Aux Comores, la pratique de l’enterrement des morts est souvent réalisée dans une hâte inquiétante. Il n’est pas rare qu’une personne décédée à 15h00 soit enterrée seulement trente minutes après, sous prétexte que la tradition musulmane recommande une rapide mise en terre. Cependant, cette précipitation soulève une question importante : que risquons-nous en agissant ainsi ?

Le Prophète Muhammad (PSL) lui-même n’a pas été enterré dans la précipitation. En effet, ses compagnons ont mis 48 heures avant de parvenir à un consensus sur des questions cruciales, telles que la préparation de son corps, la personne devant diriger la prière mortuaire et, plus délicat encore, la succession à la tête de la communauté musulmane. Cet exemple montre qu’il est possible, même dans des moments de grande douleur et de confusion, de prendre son temps pour agir avec réflexion et respect.

Mais aux Comores, cette tradition d’enterrement rapide peut avoir des conséquences dramatiques. La médecine n’est pas toujours assez avancée pour garantir que les personnes déclarées mortes le sont réellement. L’histoire regorge de cas de personnes, pourtant jugées décédées, qui ont montré des signes de vie au moment de leur toilette funéraire. À l’échelle de ma ville, bien modeste en termes de population, je connais personnellement deux personnes qui, après avoir été déclarées mortes, ont donné des signes de vie pendant les préparatifs funéraires. L’une d’elles a été surnommée “le revenant”, et l’autre “l’immortel”, car, d’une manière ou d’une autre, elles ont échappé à la fatalité de leur enterrement prématuré.
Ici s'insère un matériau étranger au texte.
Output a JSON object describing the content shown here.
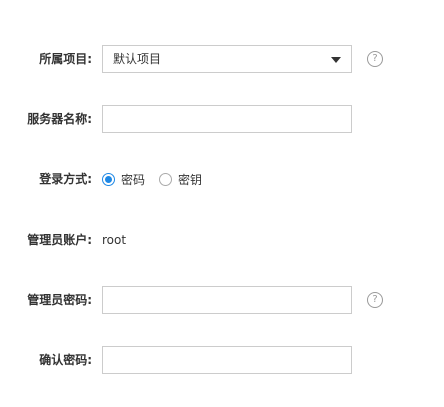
{
  "form": {
    "project": {
      "label": "所属项目:",
      "value": "默认项目",
      "help_icon": "question-icon"
    },
    "server_name": {
      "label": "服务器名称:",
      "value": ""
    },
    "login_method": {
      "label": "登录方式:",
      "options": [
        {
          "label": "密码",
          "selected": true
        },
        {
          "label": "密钥",
          "selected": false
        }
      ]
    },
    "admin_account": {
      "label": "管理员账户:",
      "value": "root"
    },
    "admin_password": {
      "label": "管理员密码:",
      "value": "",
      "help_icon": "question-icon"
    },
    "confirm_password": {
      "label": "确认密码:",
      "value": ""
    }
  },
  "colors": {
    "accent": "#1e88e5",
    "border": "#cccccc",
    "text": "#333333",
    "help": "#9a9a9a"
  }
}
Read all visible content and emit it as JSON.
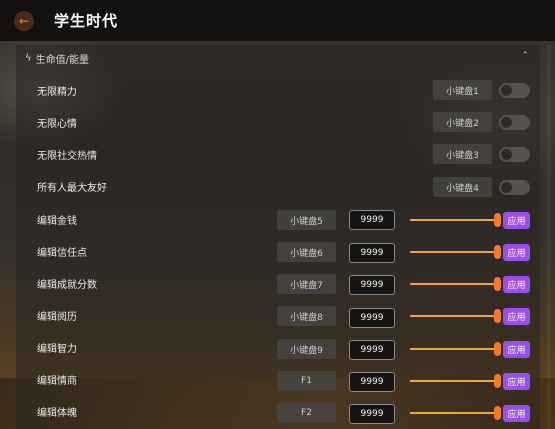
{
  "header": {
    "back_icon": "arrow-left-icon",
    "title": "学生时代"
  },
  "section": {
    "icon": "bolt-icon",
    "title": "生命值/能量",
    "collapse_icon": "chevron-up-icon"
  },
  "toggle_rows": [
    {
      "label": "无限精力",
      "hotkey": "小键盘1",
      "on": false
    },
    {
      "label": "无限心情",
      "hotkey": "小键盘2",
      "on": false
    },
    {
      "label": "无限社交热情",
      "hotkey": "小键盘3",
      "on": false
    },
    {
      "label": "所有人最大友好",
      "hotkey": "小键盘4",
      "on": false
    }
  ],
  "edit_rows": [
    {
      "label": "编辑金钱",
      "hotkey": "小键盘5",
      "value": "9999",
      "slider_fraction": 1.0,
      "apply": "应用"
    },
    {
      "label": "编辑信任点",
      "hotkey": "小键盘6",
      "value": "9999",
      "slider_fraction": 1.0,
      "apply": "应用"
    },
    {
      "label": "编辑成就分数",
      "hotkey": "小键盘7",
      "value": "9999",
      "slider_fraction": 1.0,
      "apply": "应用"
    },
    {
      "label": "编辑阅历",
      "hotkey": "小键盘8",
      "value": "9999",
      "slider_fraction": 1.0,
      "apply": "应用"
    },
    {
      "label": "编辑智力",
      "hotkey": "小键盘9",
      "value": "9999",
      "slider_fraction": 1.0,
      "apply": "应用"
    },
    {
      "label": "编辑情商",
      "hotkey": "F1",
      "value": "9999",
      "slider_fraction": 1.0,
      "apply": "应用"
    },
    {
      "label": "编辑体魄",
      "hotkey": "F2",
      "value": "9999",
      "slider_fraction": 1.0,
      "apply": "应用"
    }
  ],
  "colors": {
    "accent_orange": "#f47a2a",
    "apply_purple": "#9c4fe8"
  }
}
Je n’oublierai jamais le jour où j’ai perdu un ami, à l’âge de 37 ans. Il est décédé à 15h20 d’un dimanche de 2019 et a été enterré moins d’une heure après. Le lendemain, son unique fils, inquiet à cause d’un cauchemar, a demandé à ses amis d’aller vérifier la tombe de son père. Il avait rêvé que son père était encore vivant et appelait à l’aide. Qui sait si cet enfant avait raison ? Si seulement nous avions pris le temps de mieux observer et d’être plus vigilants avant d’enterrer ce cher ami, peut-être l’aurions-nous sauvé.

C’est pourquoi je me fais un devoir de demander à mes proches de ne pas m’enterrer avant 24 heures si je suis déclaré mort. Ce délai d’observation supplémentaire pourrait sauver des vies et permettre de faire une distinction entre une mort véritable et une fausse alerte. Nous devons sensibiliser la population comorienne à cette question cruciale et leur rappeler que la précipitation n’est pas toujours synonyme de respect. Il est essentiel de prendre le temps de bien vérifier avant de dire adieu à un proche.

Les Comores, comme beaucoup d’autres pays, sont confrontées à des défis liés à la modernisation des pratiques funéraires. Nous devons trouver un équilibre entre tradition et science, afin d’éviter les erreurs irréversibles. Ce n’est pas une question de manquer de respect à nos traditions, mais plutôt de nous rappeler qu’il est essentiel de garantir que la personne est vraiment partie avant de la mettre en terre. La vie et la mort, en fin de compte, sont des processus qui méritent toute notre attention et notre réflexion.